Adalah Hasto Kristiyanto, Juru Bicara Tim Sukses Joko Widodo-Jusuf Kalla yang menuding Setyardi telah berbohong terkait penerbitan Obor Rakyat. Hasto mengatakan, Obor Rakyat yang hanya berisi artikel fitnah ke Jokowi tak mungkin dibuat tanpa maksud menguntungkan pihak Prabowo Subianto-Hatta Rajasa.
Hasto mengatakan, Setyardi yang sekarang menjadi asisten staf khusus kepresidenan jelas punya akses ke kubu calon presiden pesaing Jokowi. “Dia memiliki kontak dengan tim pasangan capres yang menjadi rival Jokowi. Cara-cara yang digunakannya penuh dengan fitnah dan tidak manusiawi,” kata Hasto di Jakarta, Minggu (15/6/2014).

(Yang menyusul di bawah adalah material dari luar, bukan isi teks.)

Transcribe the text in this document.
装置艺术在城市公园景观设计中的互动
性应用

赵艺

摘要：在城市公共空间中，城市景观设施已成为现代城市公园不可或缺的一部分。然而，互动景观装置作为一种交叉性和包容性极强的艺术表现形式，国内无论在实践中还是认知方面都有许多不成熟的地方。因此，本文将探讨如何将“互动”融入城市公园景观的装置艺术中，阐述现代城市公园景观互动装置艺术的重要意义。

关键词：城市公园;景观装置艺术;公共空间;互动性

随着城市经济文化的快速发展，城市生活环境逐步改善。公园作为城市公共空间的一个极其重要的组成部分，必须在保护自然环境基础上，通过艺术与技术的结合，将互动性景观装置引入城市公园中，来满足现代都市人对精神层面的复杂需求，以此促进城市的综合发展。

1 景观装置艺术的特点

Yang membuat Hasto kian meradang, Setyardi saat hadir dalam sebuah diskusi tentang kampanye hitam di Jakarta Pusat, kemarin (14/6/2014), justru tampil mengenakan kemeja kotak-kotak yang menjadi ciri khas Jokowi ketika Pilkada DKI Jakarta 2012 silam. Padahal, kata Hasto, dirinya mencatat bahwa Setyardi merupakan bagian dari anggota Tim Sukses Fauzi Bowo-Nachrowi Ramli di Pilkada DKI.
“Sepertinya (Setyardi, red) tak memiliki hati nurani dan kemauan untuk mengakui kesalahannya. Jelas-jelas sudah bersalah, tetapi masih menggunakan kesempatan untuk menyerang Jokowi," kata Hasto.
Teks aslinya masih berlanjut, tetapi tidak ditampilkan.